Crivello, who has been with the Milwaukee County District Attorney’s Office for more than two decades, noted that the violence she and her colleagues see is off the charts. And it’s become increasingly difficult to get witnesses to show up in court — something that wasn’t hard to do 10 years ago, she said.
Yet, Crivello manages to make her job look easy. In one three-year span, she helped officers obtain more than 440 search warrants and document subpoenas and more than 100 electronic-surveillance orders. In that same time period, Crivello oversaw several investigations involving wiretaps and charged more than 45 defendants. All of them, save for one whose charges remain pending, have since been convicted.
In 2015, she took on a complex racketeering case that required a 53-page complaint and took out a drug-trafficking ring that had been funneling about $11,000 a day to a heroin dealer in Milwaukee.
But watching the gavel come down on a defendant at a sentencing hearing isn’t how Crivello gets satisfaction from her job.
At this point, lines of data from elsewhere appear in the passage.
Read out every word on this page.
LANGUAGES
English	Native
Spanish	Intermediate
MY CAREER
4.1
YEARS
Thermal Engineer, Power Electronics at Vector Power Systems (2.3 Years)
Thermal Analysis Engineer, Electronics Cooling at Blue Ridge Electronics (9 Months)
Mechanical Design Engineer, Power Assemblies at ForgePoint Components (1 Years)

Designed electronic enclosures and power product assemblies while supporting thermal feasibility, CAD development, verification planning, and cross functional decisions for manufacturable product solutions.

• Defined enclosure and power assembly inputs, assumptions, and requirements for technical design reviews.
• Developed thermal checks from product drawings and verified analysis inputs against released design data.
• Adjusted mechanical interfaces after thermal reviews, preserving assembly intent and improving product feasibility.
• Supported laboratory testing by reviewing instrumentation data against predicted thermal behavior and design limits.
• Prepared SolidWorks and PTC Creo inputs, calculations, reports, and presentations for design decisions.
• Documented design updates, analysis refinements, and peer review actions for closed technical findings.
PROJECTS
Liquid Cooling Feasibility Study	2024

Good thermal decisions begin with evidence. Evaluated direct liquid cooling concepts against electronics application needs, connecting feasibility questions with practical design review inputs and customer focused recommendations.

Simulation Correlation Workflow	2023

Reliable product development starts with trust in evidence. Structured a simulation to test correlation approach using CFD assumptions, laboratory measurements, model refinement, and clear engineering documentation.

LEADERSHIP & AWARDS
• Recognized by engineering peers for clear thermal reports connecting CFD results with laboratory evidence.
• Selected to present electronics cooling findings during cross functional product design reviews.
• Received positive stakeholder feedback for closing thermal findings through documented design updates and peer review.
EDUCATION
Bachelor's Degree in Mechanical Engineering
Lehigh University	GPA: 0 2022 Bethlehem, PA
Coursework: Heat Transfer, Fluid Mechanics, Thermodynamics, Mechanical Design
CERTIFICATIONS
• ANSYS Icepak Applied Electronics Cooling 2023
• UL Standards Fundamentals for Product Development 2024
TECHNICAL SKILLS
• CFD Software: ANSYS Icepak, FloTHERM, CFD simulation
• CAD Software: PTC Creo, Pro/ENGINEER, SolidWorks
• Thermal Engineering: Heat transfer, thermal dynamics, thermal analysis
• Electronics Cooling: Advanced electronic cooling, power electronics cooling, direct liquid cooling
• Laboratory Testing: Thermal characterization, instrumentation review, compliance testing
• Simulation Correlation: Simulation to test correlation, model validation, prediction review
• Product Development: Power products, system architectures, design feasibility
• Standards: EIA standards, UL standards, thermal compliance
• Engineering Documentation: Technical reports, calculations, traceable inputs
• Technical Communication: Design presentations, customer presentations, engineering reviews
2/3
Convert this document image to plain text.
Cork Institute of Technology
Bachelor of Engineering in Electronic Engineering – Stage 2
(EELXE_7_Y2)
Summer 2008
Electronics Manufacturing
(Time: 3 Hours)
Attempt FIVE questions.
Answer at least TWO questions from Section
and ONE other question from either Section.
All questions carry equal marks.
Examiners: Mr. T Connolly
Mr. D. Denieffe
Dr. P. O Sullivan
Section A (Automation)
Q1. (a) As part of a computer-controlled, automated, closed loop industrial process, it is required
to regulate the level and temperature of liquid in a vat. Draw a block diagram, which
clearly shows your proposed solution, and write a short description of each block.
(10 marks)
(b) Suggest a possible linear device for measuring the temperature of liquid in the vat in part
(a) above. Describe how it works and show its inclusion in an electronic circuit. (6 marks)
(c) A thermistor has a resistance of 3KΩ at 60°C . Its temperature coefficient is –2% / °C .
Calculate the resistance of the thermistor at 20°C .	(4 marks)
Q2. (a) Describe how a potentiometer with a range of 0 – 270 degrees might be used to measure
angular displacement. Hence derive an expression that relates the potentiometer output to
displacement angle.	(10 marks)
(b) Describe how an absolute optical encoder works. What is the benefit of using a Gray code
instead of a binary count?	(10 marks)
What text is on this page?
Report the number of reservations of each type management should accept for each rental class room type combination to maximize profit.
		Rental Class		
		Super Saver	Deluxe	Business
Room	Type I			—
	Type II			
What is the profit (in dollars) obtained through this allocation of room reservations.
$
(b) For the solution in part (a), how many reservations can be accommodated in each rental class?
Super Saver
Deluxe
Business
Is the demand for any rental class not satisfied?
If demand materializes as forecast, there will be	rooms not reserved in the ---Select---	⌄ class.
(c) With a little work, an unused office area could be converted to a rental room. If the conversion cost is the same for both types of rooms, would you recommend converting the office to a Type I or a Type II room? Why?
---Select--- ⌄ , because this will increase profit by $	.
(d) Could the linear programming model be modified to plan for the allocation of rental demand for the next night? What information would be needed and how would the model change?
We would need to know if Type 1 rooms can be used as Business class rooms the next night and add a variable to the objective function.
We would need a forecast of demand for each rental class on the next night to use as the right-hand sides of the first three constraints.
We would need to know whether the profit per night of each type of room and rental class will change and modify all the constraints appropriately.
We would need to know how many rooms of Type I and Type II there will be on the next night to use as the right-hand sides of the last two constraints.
“It’s not like you walk out of the courtroom clicking your heels,” she said. “You don’t have the joy in that but you at least can make the community safer.”
Sometimes, however, a different kind of joy can occur in the courtroom.
“There’s no greater high than being in trial and having things fall your way, when everything clicks into place and you can almost hear angels singing. There’s no greater feeling,” she said.
Crivello said one of the biggest influences in her career has been Milwaukee County District Attorney John Chisholm, who took over the district attorney’s office at the start of Crivello’s career.
Prosecutors, under Wisconsin Supreme Court Rules, may only file charges supported by probable cause. But Chisholm, said Crivello, raised the bar and pushed his prosecutors to file charges only when they knew they could prove them beyond a reasonable doubt. That has helped her formulate the meaning of justice.
“When you’re in trial, you’re in trial,” she said. “It’s all guns out. But before you get there you need to make sure it’s the right thing to do … you can’t win for the sake of winning.”